Solubility product of $\mathrm{Mg}(\mathrm{OH}{)}_2, \mathrm{Cd}(\mathrm{OH}{)}_2, \mathrm{Al}(\mathrm{OH}{)}_3$ and $\mathrm{Zn}(\mathrm{OH}{)}_2$ are $4\times {10}^{-11},8\times {10}^{-6},8.5\times {10}^{-23}$and $1.8\times {10}^{-14}$ respectively.
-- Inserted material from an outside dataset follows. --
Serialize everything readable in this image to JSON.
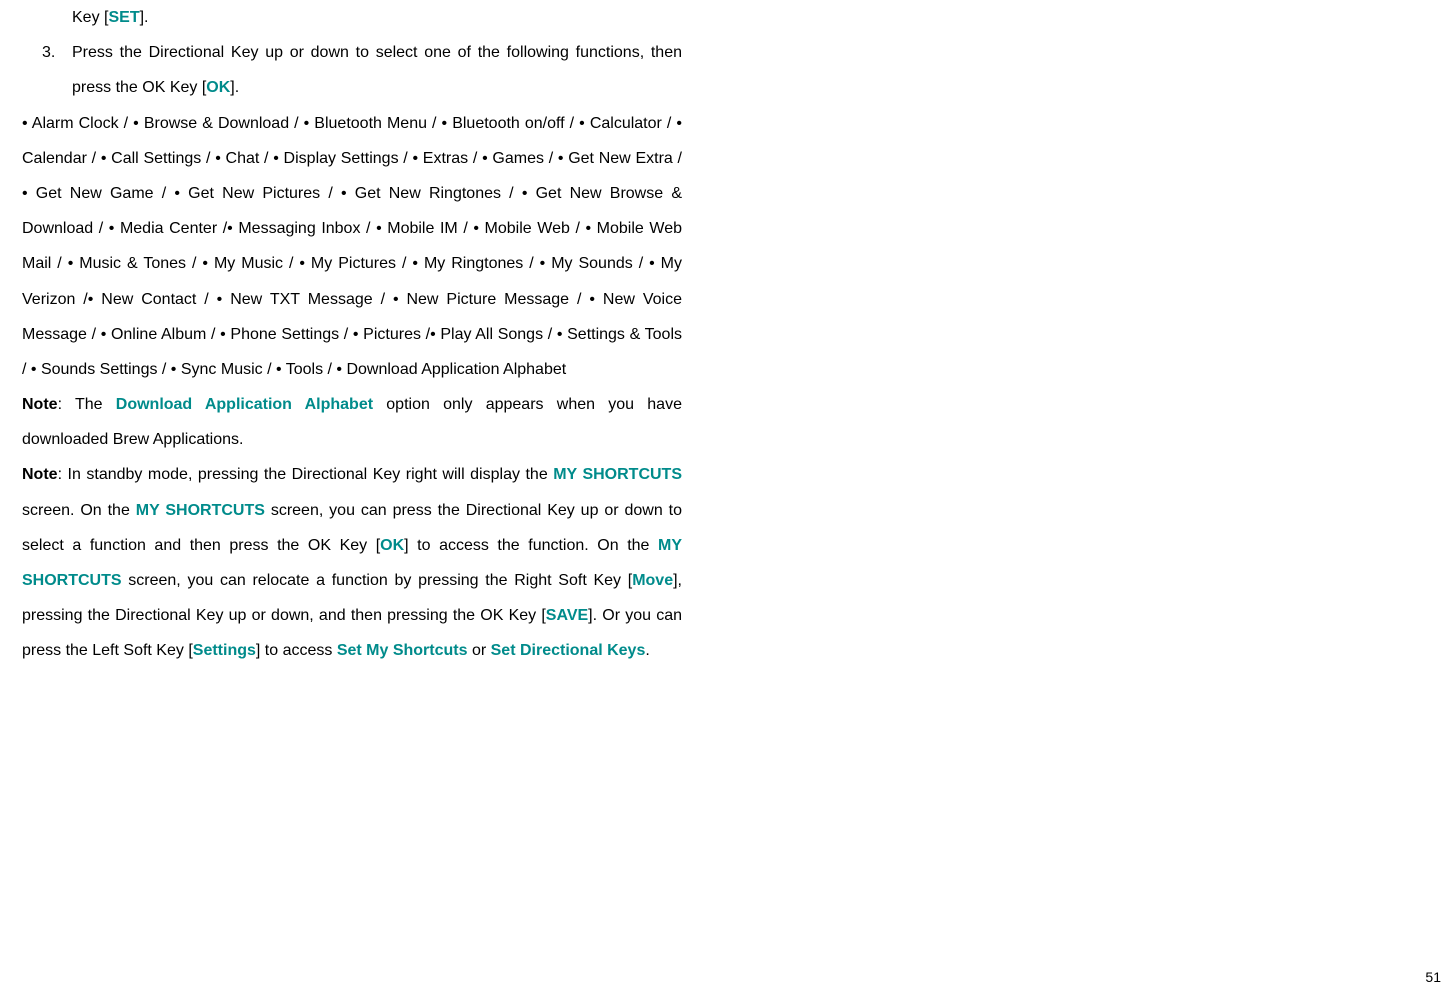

The cation, that will precipitate first as hydroxide, on adding limited quantity of ${\mathrm{NH}}_4\mathrm{OH}$ in a solution containing equimolar amount of metal cation, is :

$\begin{array}{l}{\left[{\mathrm{OH}}^{-}\right]}_{\mathrm{Mg}(\mathrm{OH}{)}_2}=\sqrt{\frac{4\times {10}^{-11}}{x}}\\ {\left[{\mathrm{OH}}^{-}\right]}_{\mathrm{Cd}\left[{\mathrm{OH}}_2\right.}=\sqrt{\frac{8\times {10}^{-6}}{x}}\\ {\left[{\mathrm{OH}}^{-}\right]}_{\mathrm{Ar}(\mathrm{OH}{)}_3}=\sqrt[3]{\frac{8.5\times {10}^{-23}}{x}}\\ {\left[{\mathrm{OH}}^{-}\right]}_{\mathrm{Zn}\left({\mathrm{OH}}_2\right.}=\sqrt{\frac{1.8\times {10}^{-14}}{x}}\end{array}$

The value of the solubility product for the $\mathrm{Al}(\mathrm{OH}{)}_3$ is $8.5\times {10}^{-23}$.  Its cation will precipitate first as hydroxide, on adding limited quantity of ${\mathrm{NH}}_4\mathrm{OH}$ in a solution containing equimolar amount of metal cation as its solubility product is quite low.